AI Evaluation Glossary
Key terms and concepts used in AI evaluation, data annotation, and RLHF. Essential vocabulary for AI evaluator certification.
AI Evals
Structured tests that measure AI model output quality against defined criteria such as accuracy, helpfulness, safety, and instruction following.
AI Evaluator
A specialist who assesses AI model outputs for quality, accuracy, safety, and alignment with human values and expectations.
AI Safety
The field focused on ensuring AI systems operate reliably, beneficially, and without causing unintended harm to users or society.
AI Trainer
A professional who provides feedback, labels data, and evaluates AI outputs to help train and improve machine learning models.
Ambiguity Resolution
The process of handling unclear or ambiguous annotation tasks by applying consistent interpretive rules from guidelines.
Annotation Guidelines
Detailed instructions that define how annotators should label data, ensuring consistency and quality across a project.
Annotation Taxonomy
A hierarchical classification system of labels and categories used to organize annotation schemes for AI training data.
Calibration (Annotation)
A training process where annotators align their scoring with project standards through practice examples and feedback.
Cohen's Kappa
A statistical metric that measures agreement between two raters while accounting for chance agreement, widely used in annotation quality assessment.
Confidence Score
A numerical value indicating how certain an annotator or AI model is about a particular label or evaluation decision.
Constitutional AI
An AI alignment approach where models are trained to follow a set of principles or rules, reducing the need for extensive human feedback.
Data Annotation
The process of labeling data with meaningful tags, categories, or descriptions to create training datasets for machine learning models.
Data Labeling
The task of attaching informative labels to raw data including text, images, and audio to make it usable for AI training.
Domain Expertise
Specialized knowledge in a subject area that enables evaluators to assess AI outputs requiring technical or professional understanding.
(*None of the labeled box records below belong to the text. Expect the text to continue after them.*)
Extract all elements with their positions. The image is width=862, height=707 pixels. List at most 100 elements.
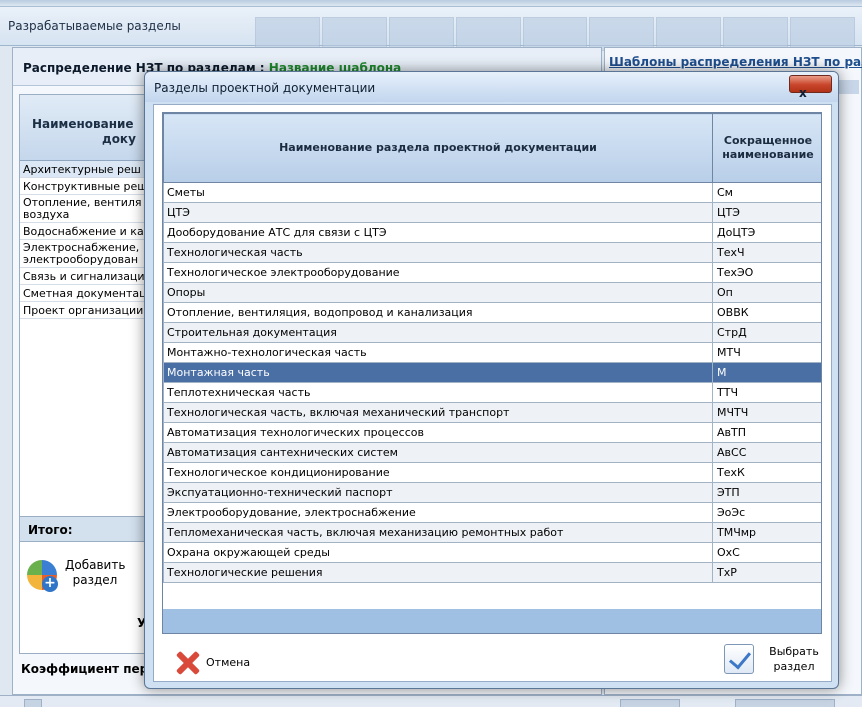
section-short-cell[interactable]: ДоЦТЭ — [712, 222, 821, 243]
table-row[interactable]: Экспуатационно-технический паспорт ЭТП — [163, 482, 821, 503]
section-short-cell[interactable]: ЦТЭ — [712, 202, 821, 223]
section-short-cell[interactable]: ОхС — [712, 542, 821, 563]
section-short-cell[interactable]: АвСС — [712, 442, 821, 463]
dialog-body: Наименование раздела проектной документа… — [153, 104, 832, 682]
top-strip — [0, 0, 862, 7]
section-name-cell[interactable]: Автоматизация сантехнических систем — [163, 442, 713, 463]
section-name-cell[interactable]: Технологическое электрооборудование — [163, 262, 713, 283]
section-name-cell[interactable]: Электрооборудование, электроснабжение — [163, 502, 713, 523]
list-item[interactable]: Водоснабжение и ка — [20, 223, 158, 240]
section-name-cell[interactable]: Опоры — [163, 282, 713, 303]
section-name-cell[interactable]: Отопление, вентиляция, водопровод и кана… — [163, 302, 713, 323]
table-row[interactable]: Технологическое кондиционирование ТехК — [163, 462, 821, 483]
section-short-cell[interactable]: МТЧ — [712, 342, 821, 363]
toolbar-icon[interactable] — [24, 699, 42, 707]
templates-panel-title[interactable]: Шаблоны распределения НЗТ по разд — [609, 55, 862, 69]
section-short-cell[interactable]: См — [712, 182, 821, 203]
checkmark-icon — [724, 644, 754, 674]
sections-grid-header-line2: доку — [102, 132, 136, 146]
section-short-cell[interactable]: Оп — [712, 282, 821, 303]
list-item[interactable]: Связь и сигнализаци — [20, 268, 158, 285]
table-row[interactable]: Технологические решения ТхР — [163, 562, 821, 583]
screen: Разрабатываемые разделы Распределение НЗ… — [0, 0, 862, 707]
section-short-cell[interactable]: ТехК — [712, 462, 821, 483]
section-short-cell[interactable]: ТехЧ — [712, 242, 821, 263]
select-label-line1: Выбрать — [769, 645, 819, 658]
add-section-label: Добавить раздел — [65, 558, 126, 587]
table-row[interactable]: Опоры Оп — [163, 282, 821, 303]
list-item[interactable]: Конструктивные реш — [20, 178, 158, 195]
section-name-cell[interactable]: ЦТЭ — [163, 202, 713, 223]
section-name-cell[interactable]: Строительная документация — [163, 322, 713, 343]
column-header-short-line2: наименование — [722, 148, 814, 161]
section-short-cell[interactable]: АвТП — [712, 422, 821, 443]
sections-grid-header-line1: Наименование — [32, 117, 134, 131]
list-item[interactable]: Сметная документац — [20, 285, 158, 302]
table-row[interactable]: Сметы См — [163, 182, 821, 203]
section-short-cell[interactable]: ЭТП — [712, 482, 821, 503]
coefficient-label: Коэффициент пер — [21, 662, 149, 676]
section-name-cell[interactable]: Сметы — [163, 182, 713, 203]
table-row[interactable]: Автоматизация сантехнических систем АвСС — [163, 442, 821, 463]
list-item[interactable]: Отопление, вентиля воздуха — [20, 195, 158, 223]
table-row[interactable]: Теплотехническая часть ТТЧ — [163, 382, 821, 403]
section-name-cell[interactable]: Технологические решения — [163, 562, 713, 583]
table-row[interactable]: Автоматизация технологических процессов А… — [163, 422, 821, 443]
total-row: Итого: — [19, 516, 159, 542]
sections-table-body: Сметы См ЦТЭ ЦТЭ Дооборудование АТС для связ… — [163, 182, 821, 583]
table-row[interactable]: Отопление, вентиляция, водопровод и кана… — [163, 302, 821, 323]
section-name-cell[interactable]: Охрана окружающей среды — [163, 542, 713, 563]
table-row[interactable]: Строительная документация СтрД — [163, 322, 821, 343]
list-item[interactable]: Электроснабжение, электрооборудован — [20, 240, 158, 268]
section-name-cell[interactable]: Дооборудование АТС для связи с ЦТЭ — [163, 222, 713, 243]
section-short-cell[interactable]: ЭоЭс — [712, 502, 821, 523]
section-short-cell[interactable]: ОВВК — [712, 302, 821, 323]
table-row[interactable]: Дооборудование АТС для связи с ЦТЭ ДоЦТЭ — [163, 222, 821, 243]
section-name-cell[interactable]: Экспуатационно-технический паспорт — [163, 482, 713, 503]
select-label-line2: раздел — [773, 660, 815, 673]
table-row[interactable]: Технологическая часть, включая механичес… — [163, 402, 821, 423]
table-row[interactable]: Технологическая часть ТехЧ — [163, 242, 821, 263]
section-name-cell[interactable]: Монтажно-технологическая часть — [163, 342, 713, 363]
section-name-cell[interactable]: Технологическая часть — [163, 242, 713, 263]
section-short-cell[interactable]: М — [712, 362, 821, 383]
sections-table: Наименование раздела проектной документа… — [163, 113, 821, 583]
close-icon: x — [799, 86, 807, 100]
section-short-cell[interactable]: ТхР — [712, 562, 821, 583]
section-short-cell[interactable]: СтрД — [712, 322, 821, 343]
list-item[interactable]: Проект организации — [20, 302, 158, 319]
list-item[interactable]: Архитектурные реш — [20, 161, 158, 178]
sections-table-wrapper[interactable]: Наименование раздела проектной документа… — [162, 112, 822, 634]
cancel-label: Отмена — [206, 656, 251, 669]
toolbar-button[interactable] — [735, 699, 835, 707]
section-name-cell[interactable]: Технологическая часть, включая механичес… — [163, 402, 713, 423]
table-row[interactable]: Технологическое электрооборудование ТехЭО — [163, 262, 821, 283]
toolbar-button[interactable] — [620, 699, 680, 707]
background-column-headers — [255, 17, 856, 51]
section-short-cell[interactable]: МЧТЧ — [712, 402, 821, 423]
dialog-titlebar[interactable]: Разделы проектной документации x — [145, 72, 838, 102]
section-name-cell[interactable]: Теплотехническая часть — [163, 382, 713, 403]
table-row[interactable]: Охрана окружающей среды ОхС — [163, 542, 821, 563]
add-section-button[interactable]: + Добавить раздел — [27, 556, 147, 604]
bottom-toolbar — [0, 695, 862, 707]
section-name-cell[interactable]: Монтажная часть — [163, 362, 713, 383]
table-row[interactable]: Монтажная часть М — [163, 362, 821, 383]
table-row[interactable]: ЦТЭ ЦТЭ — [163, 202, 821, 223]
dialog-title: Разделы проектной документации — [154, 81, 376, 95]
section-name-cell[interactable]: Тепломеханическая часть, включая механиз… — [163, 522, 713, 543]
section-short-cell[interactable]: ТМЧмр — [712, 522, 821, 543]
section-name-cell[interactable]: Автоматизация технологических процессов — [163, 422, 713, 443]
section-name-cell[interactable]: Технологическое кондиционирование — [163, 462, 713, 483]
column-header-short[interactable]: Сокращенное наименование — [712, 113, 821, 183]
section-short-cell[interactable]: ТехЭО — [712, 262, 821, 283]
cancel-button[interactable]: Отмена — [174, 648, 284, 676]
select-section-button[interactable]: Выбрать раздел — [724, 640, 830, 680]
table-row[interactable]: Тепломеханическая часть, включая механиз… — [163, 522, 821, 543]
close-button[interactable]: x — [789, 75, 832, 100]
section-short-cell[interactable]: ТТЧ — [712, 382, 821, 403]
table-row[interactable]: Монтажно-технологическая часть МТЧ — [163, 342, 821, 363]
sections-grid-header[interactable]: Наименование доку — [20, 95, 158, 161]
table-row[interactable]: Электрооборудование, электроснабжение ЭоЭ… — [163, 502, 821, 523]
column-header-name[interactable]: Наименование раздела проектной документа… — [163, 113, 713, 183]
DPO (Direct Preference Optimization)
An alternative to RLHF that directly optimizes language models using human preference data without requiring a separate reward model.
Red Teaming
An adversarial testing approach where evaluators deliberately try to find vulnerabilities, biases, and failure modes in AI systems.
Reward Model
A model trained on human preference data that scores AI outputs, producing the reward signal used to fine-tune language models during RLHF.
RLHF (Reinforcement Learning from Human Feedback)
A machine learning technique where human evaluators provide feedback to train and align AI models with human preferences and values.
RLHF Meaning
Rubric-Based Scoring
An evaluation methodology using predefined criteria and scales to assess AI model outputs consistently and objectively.